As a whole I agree with LTL that for the average person, the $7500 won't make a big difference in terms of buyers, especially for single vehicle households. However, for those who are in more metro areas, where the $7500 credit comes into play the best is on leases, as it gets the amount due at signing and the monthly payments down usually in the $200/mo range.
Tesla won't be able to tap into these credits after 2017 at the same rate, as they will taper down once certain sales amounts have been reached (200,000). The sad thing about that is, for a Tesla owner, all that $7500 did was allow them to buy additional features, instead of actually being an EV purchase enabler. I personally think that the credit should only apply to vehicles under a certain dollar amount, say $50,000.
The $7500 credit is also a bit of a sham in a way for buyers, as it means instead of the traditional 15%(or so) residual loss that occurs when you drive it off the lot, you can slap an additional $7500 on top of that. That, (combined with battery issues), is among the reasons why Nissan Leafs have such terrible residual/resale values. I mean, how else could I buy a 4 year old car that sold for $37,000 new, and get it for $6,000 when it's in terrific shape? If you add in that $7500 it makes it a $13,000 car which is closer to what I would expect for a vehicle of this age in this condition that had such a starting price.
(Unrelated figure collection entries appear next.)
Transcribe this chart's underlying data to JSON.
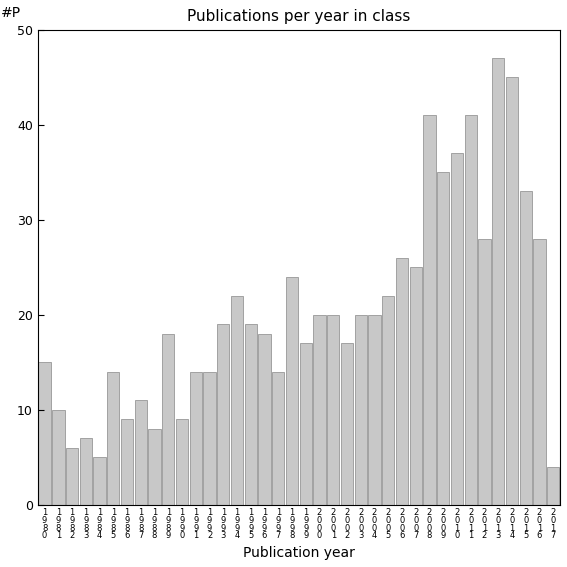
{
  "title": "Publications per year in class",
  "xlabel": "Publication year",
  "ylabel": "#P",
  "ylim": [
    0,
    50
  ],
  "yticks": [
    0,
    10,
    20,
    30,
    40,
    50
  ],
  "bar_color": "#c8c8c8",
  "bar_edgecolor": "#888888",
  "years_digits": [
    [
      "1",
      "9",
      "8",
      "0"
    ],
    [
      "1",
      "9",
      "8",
      "1"
    ],
    [
      "1",
      "9",
      "8",
      "2"
    ],
    [
      "1",
      "9",
      "8",
      "3"
    ],
    [
      "1",
      "9",
      "8",
      "4"
    ],
    [
      "1",
      "9",
      "8",
      "5"
    ],
    [
      "1",
      "9",
      "8",
      "6"
    ],
    [
      "1",
      "9",
      "8",
      "7"
    ],
    [
      "1",
      "9",
      "8",
      "8"
    ],
    [
      "1",
      "9",
      "8",
      "9"
    ],
    [
      "1",
      "9",
      "9",
      "0"
    ],
    [
      "1",
      "9",
      "9",
      "1"
    ],
    [
      "1",
      "9",
      "9",
      "2"
    ],
    [
      "1",
      "9",
      "9",
      "3"
    ],
    [
      "1",
      "9",
      "9",
      "4"
    ],
    [
      "1",
      "9",
      "9",
      "5"
    ],
    [
      "1",
      "9",
      "9",
      "6"
    ],
    [
      "1",
      "9",
      "9",
      "7"
    ],
    [
      "1",
      "9",
      "9",
      "8"
    ],
    [
      "1",
      "9",
      "9",
      "9"
    ],
    [
      "2",
      "0",
      "0",
      "0"
    ],
    [
      "2",
      "0",
      "0",
      "1"
    ],
    [
      "2",
      "0",
      "0",
      "2"
    ],
    [
      "2",
      "0",
      "0",
      "3"
    ],
    [
      "2",
      "0",
      "0",
      "4"
    ],
    [
      "2",
      "0",
      "0",
      "5"
    ],
    [
      "2",
      "0",
      "0",
      "6"
    ],
    [
      "2",
      "0",
      "0",
      "7"
    ],
    [
      "2",
      "0",
      "0",
      "8"
    ],
    [
      "2",
      "0",
      "0",
      "9"
    ],
    [
      "2",
      "0",
      "1",
      "0"
    ],
    [
      "2",
      "0",
      "1",
      "1"
    ],
    [
      "2",
      "0",
      "1",
      "2"
    ],
    [
      "2",
      "0",
      "1",
      "3"
    ],
    [
      "2",
      "0",
      "1",
      "4"
    ],
    [
      "2",
      "0",
      "1",
      "5"
    ],
    [
      "2",
      "0",
      "1",
      "6"
    ],
    [
      "2",
      "0",
      "1",
      "7"
    ]
  ],
  "values": [
    15,
    10,
    6,
    7,
    5,
    14,
    9,
    11,
    8,
    18,
    9,
    14,
    14,
    19,
    22,
    19,
    18,
    14,
    24,
    17,
    20,
    20,
    17,
    20,
    20,
    22,
    26,
    25,
    41,
    35,
    37,
    41,
    28,
    47,
    45,
    33,
    28,
    4
  ]
}
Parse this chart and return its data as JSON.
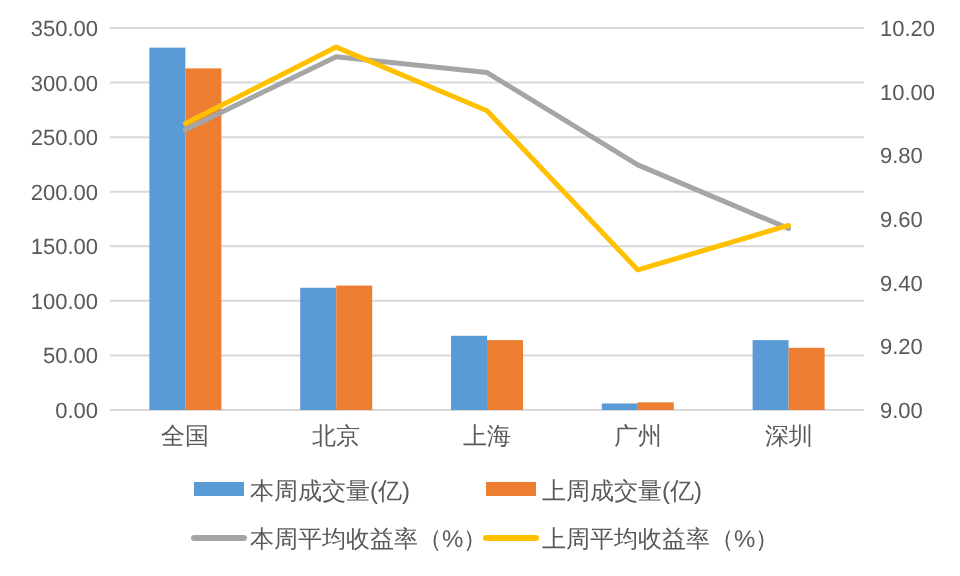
{
  "chart_data": {
    "type": "bar",
    "categories": [
      "全国",
      "北京",
      "上海",
      "广州",
      "深圳"
    ],
    "series": [
      {
        "name": "本周成交量(亿)",
        "color": "#5b9bd5",
        "values": [
          332,
          112,
          68,
          6,
          64
        ]
      },
      {
        "name": "上周成交量(亿)",
        "color": "#ed7d31",
        "values": [
          313,
          114,
          64,
          7,
          57
        ]
      },
      {
        "name": "本周平均收益率（%）",
        "type": "line",
        "axis": "y2",
        "color": "#a5a5a5",
        "values": [
          9.88,
          10.11,
          10.06,
          9.77,
          9.57
        ]
      },
      {
        "name": "上周平均收益率（%）",
        "type": "line",
        "axis": "y2",
        "color": "#ffc000",
        "values": [
          9.9,
          10.14,
          9.94,
          9.44,
          9.58
        ]
      }
    ],
    "ylim": [
      0,
      350
    ],
    "yticks": [
      {
        "value": 0,
        "label": "0.00"
      },
      {
        "value": 50,
        "label": "50.00"
      },
      {
        "value": 100,
        "label": "100.00"
      },
      {
        "value": 150,
        "label": "150.00"
      },
      {
        "value": 200,
        "label": "200.00"
      },
      {
        "value": 250,
        "label": "250.00"
      },
      {
        "value": 300,
        "label": "300.00"
      },
      {
        "value": 350,
        "label": "350.00"
      }
    ],
    "y2lim": [
      9.0,
      10.2
    ],
    "y2ticks": [
      {
        "value": 9.0,
        "label": "9.00"
      },
      {
        "value": 9.2,
        "label": "9.20"
      },
      {
        "value": 9.4,
        "label": "9.40"
      },
      {
        "value": 9.6,
        "label": "9.60"
      },
      {
        "value": 9.8,
        "label": "9.80"
      },
      {
        "value": 10.0,
        "label": "10.00"
      },
      {
        "value": 10.2,
        "label": "10.20"
      }
    ],
    "grid": "y",
    "legend": "bottom"
  }
}
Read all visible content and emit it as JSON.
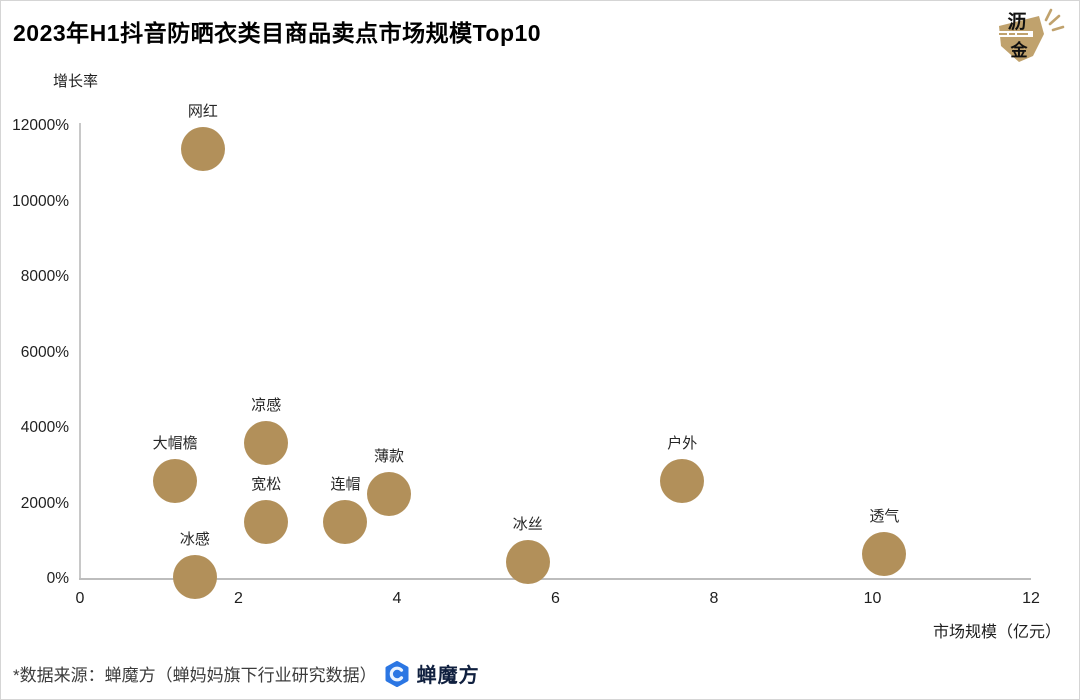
{
  "header": {
    "title": "2023年H1抖音防晒衣类目商品卖点市场规模Top10",
    "logo": {
      "char_top": "沥",
      "char_bottom": "金",
      "color": "#C0A26D"
    }
  },
  "chart_data": {
    "type": "scatter",
    "title": "2023年H1抖音防晒衣类目商品卖点市场规模Top10",
    "xlabel": "市场规模（亿元）",
    "ylabel": "增长率",
    "xlim": [
      0,
      12
    ],
    "ylim": [
      0,
      12000
    ],
    "grid": false,
    "legend": "none",
    "bubble_color": "#B2905A",
    "bubble_radius_px": 22,
    "x_ticks": [
      {
        "v": 0,
        "label": "0"
      },
      {
        "v": 2,
        "label": "2"
      },
      {
        "v": 4,
        "label": "4"
      },
      {
        "v": 6,
        "label": "6"
      },
      {
        "v": 8,
        "label": "8"
      },
      {
        "v": 10,
        "label": "10"
      },
      {
        "v": 12,
        "label": "12"
      }
    ],
    "y_ticks": [
      {
        "v": 0,
        "label": "0%"
      },
      {
        "v": 2000,
        "label": "2000%"
      },
      {
        "v": 4000,
        "label": "4000%"
      },
      {
        "v": 6000,
        "label": "6000%"
      },
      {
        "v": 8000,
        "label": "8000%"
      },
      {
        "v": 10000,
        "label": "10000%"
      },
      {
        "v": 12000,
        "label": "12000%"
      }
    ],
    "points": [
      {
        "label": "网红",
        "market_scale": 1.55,
        "growth_pct": 11400
      },
      {
        "label": "大帽檐",
        "market_scale": 1.2,
        "growth_pct": 2600
      },
      {
        "label": "凉感",
        "market_scale": 2.35,
        "growth_pct": 3600
      },
      {
        "label": "宽松",
        "market_scale": 2.35,
        "growth_pct": 1500
      },
      {
        "label": "冰感",
        "market_scale": 1.45,
        "growth_pct": 50
      },
      {
        "label": "连帽",
        "market_scale": 3.35,
        "growth_pct": 1500
      },
      {
        "label": "薄款",
        "market_scale": 3.9,
        "growth_pct": 2250
      },
      {
        "label": "冰丝",
        "market_scale": 5.65,
        "growth_pct": 450
      },
      {
        "label": "户外",
        "market_scale": 7.6,
        "growth_pct": 2600
      },
      {
        "label": "透气",
        "market_scale": 10.15,
        "growth_pct": 650
      }
    ]
  },
  "footer": {
    "source_text": "*数据来源：蝉魔方（蝉妈妈旗下行业研究数据）",
    "brand_name": "蝉魔方",
    "brand_icon_color": "#2B76E3"
  }
}
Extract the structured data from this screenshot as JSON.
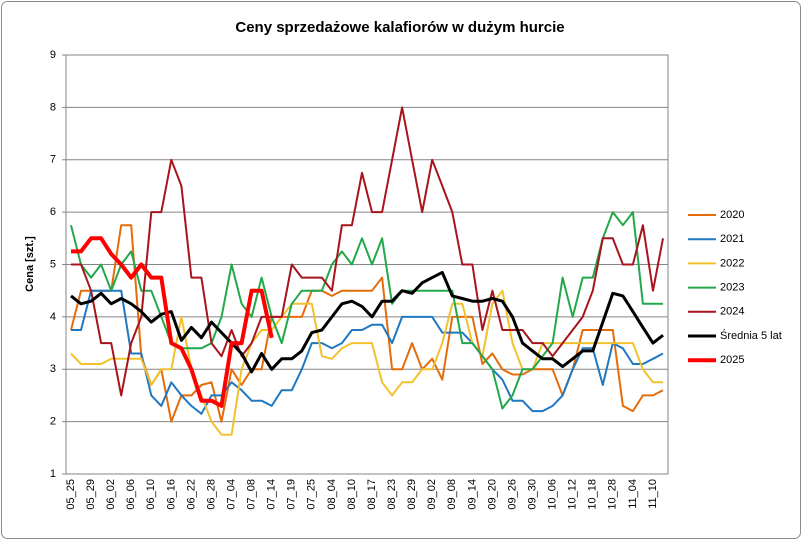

The upshot of that terribly low residual price is that there are a lot of people who are buying these ultra-cheap Leafs and using them as their commuter vehicles. That's great, in my opinion, but it doesn't really help the original purchaser unless they were doing a lease, or plan on driving the car into the ground and never selling it.
But here's a positive spin on the tax credit thing, if they're eliminated by Congress, people can claim that they raised taxes, which is certainly the antithesis to the Rep platform.
For me, I just plan on touting EVs as much as possible, by giving people rides in it, letting them feel the smoothness, hear the relative quiet, and then tout the fuel savings. I say that once you've gone EV, you don't want to go back to an ICE. (Which on the topic, LTL, are your ICE vehicles holding you over until you can get a 200+ mile EV?)
Pulled the trigger on going EV on 10/2016 with a 2012 Leaf, and plan on buying a Tesla Model 3 in May 2019.